Palm trees, beaches, flashing lights, the Hollywood sign, Sunset Strip, The Hollywood Walk Of Fame, “Hollywood”, and simply the “Music Industry” itself, drew me in like a kid in a candy store. Through my young naive eyes, I had made it. I was in Los Angeles! This is the place where dreams would come true, or at least that’s what the TV told me. I would come to find out that it was a place where dreams may come true, and they might not. What they don’t show is the price tag attached to some of those dreams. I recall driving near the 101 freeway at night, and this is after I had been in LA for some time, and I saw a woman’s license plate and it said broken dreams. It stood out to me, and my heart sank a little. Unbeknownst to me I would come to surely find out what she meant. I would come close to so much, yet so far at the same time.

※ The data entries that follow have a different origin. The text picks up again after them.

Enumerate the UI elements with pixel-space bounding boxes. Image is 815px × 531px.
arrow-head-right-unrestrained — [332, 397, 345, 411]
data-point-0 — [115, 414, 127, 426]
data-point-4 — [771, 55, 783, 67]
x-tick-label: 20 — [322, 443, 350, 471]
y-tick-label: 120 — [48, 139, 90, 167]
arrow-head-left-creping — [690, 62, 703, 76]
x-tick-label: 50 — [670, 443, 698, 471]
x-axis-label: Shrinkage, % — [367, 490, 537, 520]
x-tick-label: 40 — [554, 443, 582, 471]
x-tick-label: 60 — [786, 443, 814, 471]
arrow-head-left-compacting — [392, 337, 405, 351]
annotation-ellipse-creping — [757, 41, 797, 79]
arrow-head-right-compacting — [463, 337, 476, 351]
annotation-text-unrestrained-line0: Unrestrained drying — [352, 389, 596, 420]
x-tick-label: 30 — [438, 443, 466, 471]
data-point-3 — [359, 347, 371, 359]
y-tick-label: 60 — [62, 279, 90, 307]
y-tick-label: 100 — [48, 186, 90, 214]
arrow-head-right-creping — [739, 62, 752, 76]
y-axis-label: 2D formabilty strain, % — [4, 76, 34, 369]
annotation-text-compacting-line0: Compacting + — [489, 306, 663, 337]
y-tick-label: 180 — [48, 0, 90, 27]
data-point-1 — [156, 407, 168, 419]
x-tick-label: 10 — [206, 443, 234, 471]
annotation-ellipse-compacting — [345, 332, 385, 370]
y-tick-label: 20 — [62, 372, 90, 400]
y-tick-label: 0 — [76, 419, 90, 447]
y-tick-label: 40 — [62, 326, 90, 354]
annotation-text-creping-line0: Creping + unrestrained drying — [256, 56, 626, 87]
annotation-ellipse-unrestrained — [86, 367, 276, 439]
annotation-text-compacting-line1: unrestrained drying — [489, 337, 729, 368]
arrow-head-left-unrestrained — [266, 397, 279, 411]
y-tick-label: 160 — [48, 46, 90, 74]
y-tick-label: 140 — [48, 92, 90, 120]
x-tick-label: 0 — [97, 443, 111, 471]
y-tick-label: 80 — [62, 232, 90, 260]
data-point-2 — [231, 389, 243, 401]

After being in Los Angeles for a while I had found a vocal coach. I’ll call him Mr. J., a former member of a band that was popular in the eighties. I won’t say the name. The J should really be for Jerk. Anyway, he would do weird stuff like comment on my clothes, and how it would make him feel when he looked at me… Although he was married. I certainly changed my attire. No, I wasn’t dressed scantily, but it was hot in LA so my garments reflected the weather. I eventually stopped taking lessons with Mr. J. for many reasons. He lied about a demo price, and my mom was trying to help me pay for it, but we couldn’t afford the price change. I was in college, trying to pay bills, and I wasn’t my mom’s only kid she was trying to help. He was overall disgusting, and dishonest. He even tried to blame me for a friend of his touching me inappropriately.
Quick backstory, this guy who I came to know through Mr. J., told me that he helped Janet Jackson. So he told me he could help me as well, and that I would intern for him. This guy had me show up at some cheap apartment with boxes everywhere, and a giant king size bed all in one room. That was a red flag for me. I was frightened. I stayed and sorted the papers, hoping it put me closer to seeing my music dreams come to pass. However, when it was time for me to leave, he hugged me so tightly, and so strangely. I just stood there stiff, with my arms by my side. I knew if I returned there, I would be harmed. I got home, called my mom and she told me what I already knew, not to return to his place again. I was simply a young girl with a big dream, great home training (from my mom of course), and full of naivety. I eventually found a wonderful vocal coach by the name of Stephanie Spruill, an amazing mom like figure for me to look up to, and help guide me through the uncertainties of Los Angeles.
I truly thank The Most High Yah for getting me out of many situations unscathed. Once I was in a nail shop located off Venice Boulevard near Sepulveda right between a laundromat, and a 7-11. In walks this entourage of black men, so of course I was intrigued. I recall one of them talking to me, and telling me that he worked at Black Ground Records, and then he threw out the singer Aliyah’s name. I’m not sure if he really did work with her, or at the record company, and I never found out. Moreover, I was super excited that a “real” music executive was conversing with me, and I thought I was about to level up. I had believed there was an open door for me to live my dream. Maybe, I was going to get signed. Now I was going to prove my dad wrong. Yes, I April Patrice Cason was really going places now for sure! LOL! Anyway, I received a call a few days after meeting him, and it was very late at night. He was talking about how he wanted to come over, and asked me where I live. He obviously thought I was one of those eager young ladies, that would do anything to be famous. In today’s terms he thought I was a thirsty 304. It is so vivid in my mind like yesterday, I still see myself standing off of my small kitchen, in my dining room. I told him, apparently you have the wrong girl, and that’s not happening. I used to live in West LA off of Venice off of Midvale street, not too far from the nail shop that I always frequented. I couldn’t have been more grateful for the things my mom taught me like respecting myself. I couldn’t begin to imagine what horrors that would’ve befell me. And I never had to find out. Thankfully, I had not given that man my address, and said yes, to him coming over. I can almost guarantee, he wasn’t coming alone, and even if he was, trying to get signed wasn't worth potentially being harmed.